Qualcuno forse ricorderà Babel-17, grandioso romanzo pubblicato nel 1966 dall'americano Samuel R. Delany, e che raccontava di un futuro in cui una guerra spaziale poteva essere vinta inventando un linguaggio da usare come arma. Delany, scrittore e glottoteta, sapeva il fatto suo quando immaginò una lingua pensata come arma di distruzione: invenzione letteraria che gli fruttò il Nebula e numerosi altri riconoscimenti. Ebbene, il prossimo giugno uscirà sul mercato anglosassone un romanzo che ricorda quel libro e che, consapevolmente o meno, si mette sulla sua scia.
Lexicon. Una parola di per sé misteriosa. E che lascia le sue tracce nella cittadina mineraria di Broken Hill, in Australia. Migliaia di persone muoiono senza che si trovi una spiegazione. Ma una spiegazione c'è, e sono pochissimi a conoscerla: sono i Poeti, un'organizzazione segreta, un'elite in grado di usare il linguaggio per manipolare la volontà altrui e indirizzare le scelte. La giovane Emily Ruff è una di loro, allieva promettente e dal brillante futuro, finché non commette il peggior errore che un Poeta possa commettere. Ovvero, si innamora. In un altro luogo Will Parke ha scoperto la verità, ma l'ha dimenticata. E soprattutto non ricorda perché lui è l'unico umano immune ai poteri dei Poeti. Emily e Will incrociano le loro esistenze e da quel momento scatta una corsa mortale per impedire l'uso di una sola parola, quella che potrebbe sterminare l'umanità.

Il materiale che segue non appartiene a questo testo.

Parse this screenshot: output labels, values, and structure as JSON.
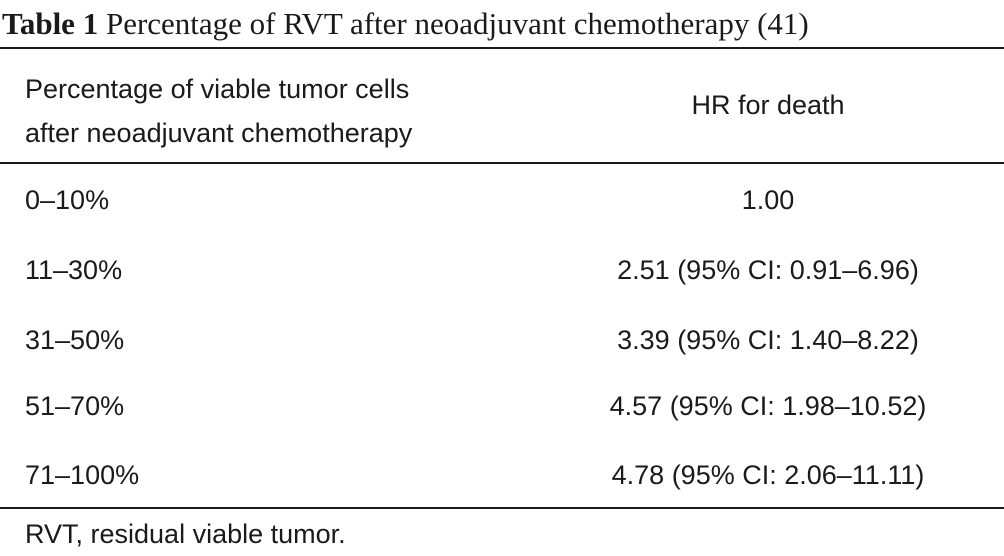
{
  "caption": {
    "label": "Table 1",
    "text": "Percentage of RVT after neoadjuvant chemotherapy (41)"
  },
  "header": {
    "col1_line1": "Percentage of viable tumor cells",
    "col1_line2": "after neoadjuvant chemotherapy",
    "col2": "HR for death"
  },
  "rows": [
    {
      "percentage": "0–10%",
      "hr": "1.00"
    },
    {
      "percentage": "11–30%",
      "hr": "2.51 (95% CI: 0.91–6.96)"
    },
    {
      "percentage": "31–50%",
      "hr": "3.39 (95% CI: 1.40–8.22)"
    },
    {
      "percentage": "51–70%",
      "hr": "4.57 (95% CI: 1.98–10.52)"
    },
    {
      "percentage": "71–100%",
      "hr": "4.78 (95% CI: 2.06–11.11)"
    }
  ],
  "footnote": "RVT, residual viable tumor."
}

Autore del romanzo è il quarantenne Max Barry, australiano, ex venditore di computer, blogger e infine scrittore a tempo pieno, già autore di altri quattro romanzi oscillanti tra futuro prossimo, distopie e cospirazioni governative, alcuni dei quali opzionati per versioni cinematografiche. Sul suo sito Barry scrive di aver iniziato a scrivere il romanzo cinque anni fa, ma di avere cambiato radicalmente il concept tanto da trovarsi per le mani una storia completamente diversa da quella che aveva pensato. Uno di quei casi in cui in effetti le parole prendono la mano dello scrittore. Il romanzo ha la particolarità di uscire con due copertine diverse per le edizioni inglese e americana e, a quanto sembra dalle sinossi pubblicate, anche con qualche piccola differenza di trama, con uno dei personaggi che cambia cognome da un'edizione all'altra.
Insomma, là dove nel romanzo di Delany una intera lingua veniva sviluppata come un'arma, in Lexicon sono le parole di uso comune ad avere effetti devastanti. Resta la denuncia della pericolosità delle tecniche di manipolazione linguistica, che gli esperti di marketing, come lo stesso Barry, conoscono bene, e che nell'ipotesi del libro vengono spinte alle loro conseguenze estreme. Il risultato potrebbe essere un ottimo romanzo di fantascienza, ma forse non troppo.